Putting the value of OD in equation (1)

CD = OD/√3

CD = 60/√3

CD = 20√3 m

Also,

OB + OD = 80 m

⇒ OB = (80-60) m = 20 m

Thus, the height of the poles are 20√3 m and distance from the point of elevation are 20 m and

60 m respectively.

A TV tower stands vertically on a bank of a canal. From a point on the other bank directly opposite the tower, the angle of elevation of the top of the tower is 60°. From another point 20 m away from this point on the line joing this point to the foot of the tower, the angle of elevation of the top of the tower is 30° (see Fig. 9.12). Find the height of the tower and the width of the canal.
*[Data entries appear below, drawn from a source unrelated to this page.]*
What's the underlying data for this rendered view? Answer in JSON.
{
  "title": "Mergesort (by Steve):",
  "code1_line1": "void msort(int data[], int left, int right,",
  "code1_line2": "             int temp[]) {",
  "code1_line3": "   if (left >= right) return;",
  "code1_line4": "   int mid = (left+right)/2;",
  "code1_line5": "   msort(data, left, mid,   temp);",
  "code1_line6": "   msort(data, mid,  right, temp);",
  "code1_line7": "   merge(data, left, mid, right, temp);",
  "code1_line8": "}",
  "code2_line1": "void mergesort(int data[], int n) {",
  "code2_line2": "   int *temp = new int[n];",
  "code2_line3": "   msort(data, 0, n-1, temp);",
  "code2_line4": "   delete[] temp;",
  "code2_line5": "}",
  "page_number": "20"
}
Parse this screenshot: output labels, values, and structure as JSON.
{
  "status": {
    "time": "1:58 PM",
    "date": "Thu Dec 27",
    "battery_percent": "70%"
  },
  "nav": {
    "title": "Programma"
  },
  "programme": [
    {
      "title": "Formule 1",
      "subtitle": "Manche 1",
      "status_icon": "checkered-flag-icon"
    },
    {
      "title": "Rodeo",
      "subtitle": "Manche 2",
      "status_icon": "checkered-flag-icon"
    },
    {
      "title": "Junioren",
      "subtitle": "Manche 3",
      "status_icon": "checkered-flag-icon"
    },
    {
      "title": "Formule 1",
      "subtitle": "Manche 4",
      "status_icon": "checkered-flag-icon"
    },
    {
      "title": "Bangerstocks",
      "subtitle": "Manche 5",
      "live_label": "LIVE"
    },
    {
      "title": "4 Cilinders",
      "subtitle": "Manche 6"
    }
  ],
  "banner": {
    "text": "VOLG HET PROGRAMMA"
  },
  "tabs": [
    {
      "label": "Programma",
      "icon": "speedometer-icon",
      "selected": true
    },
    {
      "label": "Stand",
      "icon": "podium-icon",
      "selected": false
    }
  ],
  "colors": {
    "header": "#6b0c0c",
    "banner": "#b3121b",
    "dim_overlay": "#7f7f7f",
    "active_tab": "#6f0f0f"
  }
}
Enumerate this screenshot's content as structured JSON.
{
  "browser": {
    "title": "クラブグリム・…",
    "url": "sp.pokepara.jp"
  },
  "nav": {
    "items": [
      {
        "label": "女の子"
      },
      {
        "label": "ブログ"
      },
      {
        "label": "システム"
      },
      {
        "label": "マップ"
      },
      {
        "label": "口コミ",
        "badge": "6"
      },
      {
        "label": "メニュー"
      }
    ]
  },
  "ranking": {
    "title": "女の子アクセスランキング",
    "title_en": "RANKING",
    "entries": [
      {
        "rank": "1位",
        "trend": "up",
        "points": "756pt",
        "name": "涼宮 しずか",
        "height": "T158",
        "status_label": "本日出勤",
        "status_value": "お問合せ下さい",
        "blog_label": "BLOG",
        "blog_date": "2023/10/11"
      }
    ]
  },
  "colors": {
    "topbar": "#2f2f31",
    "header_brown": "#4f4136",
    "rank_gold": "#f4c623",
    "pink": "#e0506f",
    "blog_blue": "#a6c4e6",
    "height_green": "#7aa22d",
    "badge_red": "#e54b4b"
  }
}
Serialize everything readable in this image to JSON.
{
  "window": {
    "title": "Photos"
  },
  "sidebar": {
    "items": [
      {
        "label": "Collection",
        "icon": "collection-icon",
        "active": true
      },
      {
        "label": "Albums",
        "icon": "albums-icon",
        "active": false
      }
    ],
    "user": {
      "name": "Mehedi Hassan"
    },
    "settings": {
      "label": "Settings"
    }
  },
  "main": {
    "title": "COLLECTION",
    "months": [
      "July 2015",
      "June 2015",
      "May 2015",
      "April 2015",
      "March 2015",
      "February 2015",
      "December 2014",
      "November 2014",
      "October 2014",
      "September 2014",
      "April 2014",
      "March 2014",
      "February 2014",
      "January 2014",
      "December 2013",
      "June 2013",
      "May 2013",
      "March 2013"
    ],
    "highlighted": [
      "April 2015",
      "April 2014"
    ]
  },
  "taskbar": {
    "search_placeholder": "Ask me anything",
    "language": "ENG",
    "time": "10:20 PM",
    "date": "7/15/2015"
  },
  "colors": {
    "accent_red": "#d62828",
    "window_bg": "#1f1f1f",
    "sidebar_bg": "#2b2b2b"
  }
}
Ncert solutions class 10 chapter 9-12

Solution: Given, AB is the height of the tower.

DC = 20 m (given)

As per given diagram, In right ΔABD,

tan 30° = AB/BD

1/√3 = AB/(20+BC)

AB = (20+BC)/√3 … (i)

Again,

In right ΔABC,

tan 60° = AB/BC

√3 = AB/BC

AB = √3 BC … (ii)

From equation (i) and (ii)

√3 BC = (20+BC)/√3

3 BC = 20 + BC

2 BC = 20

BC = 10

Putting the value of BC in equation (ii)

AB = 10√3

This implies, the height of the tower is 10√3 m and the width of the canal is 10 m.

From the top of a 7 m high building, the angle of elevation of the top of a cable tower is 60° and the angle of depression of its foot is 45°. Determine the height of the tower.

Solution:

Let AB be the building of height 7 m and EC be the height of the tower.

A is the point from where elevation of tower is 60° and the angle of depression of its foot is 45°.

EC = DE + CD

Also, CD = AB = 7 m. and BC = AD

To Find: EC = Height of the tower

Design a figure based on given instructions:

In right ΔABC,

tan 45° = AB/BC

1= 7/BC

BC = 7

Since BC = AD

So AD = 7

Again, from right triangle ADE,

tan 60° = DE/AD

√3 = DE/7

⇒ DE = 7√3 m

Now: EC = DE + CD

= (7√3 + 7) = 7(√3+1)

Therefore, Height of the tower is 7(√3+1) m. Answer!

As observed from the top of a 75 m high lighthouse from the sea-level, the angles of depression of two ships are 30° and 45°. If one ship is exactly behind the other on the same side of the lighthouse, find the distance between the two ships.

Solution:

Let AB be the lighthouse of height 75 m. Let C and D be the positions of the ships.

30° and 45° are the angles of depression from the lighthouse.

Draw a figure based on given instructions:

To Find: CD = distance between two ships

Step 1: From right triangle ABC,

tan 45° = AB/BC

1= 75/BC

BC = 75 m

Step 2: Form right triangle ABD,

tan 30° = AB/BD

1/√3 = 75/BD

BD = 75√3

Step 3: To find measure of CD, use results obtained in step 1 and step 2.

CD = BD – BC = (75√3 – 75) = 75(√3-1)

The distance between the two ships is 75(√3-1) m. Answer!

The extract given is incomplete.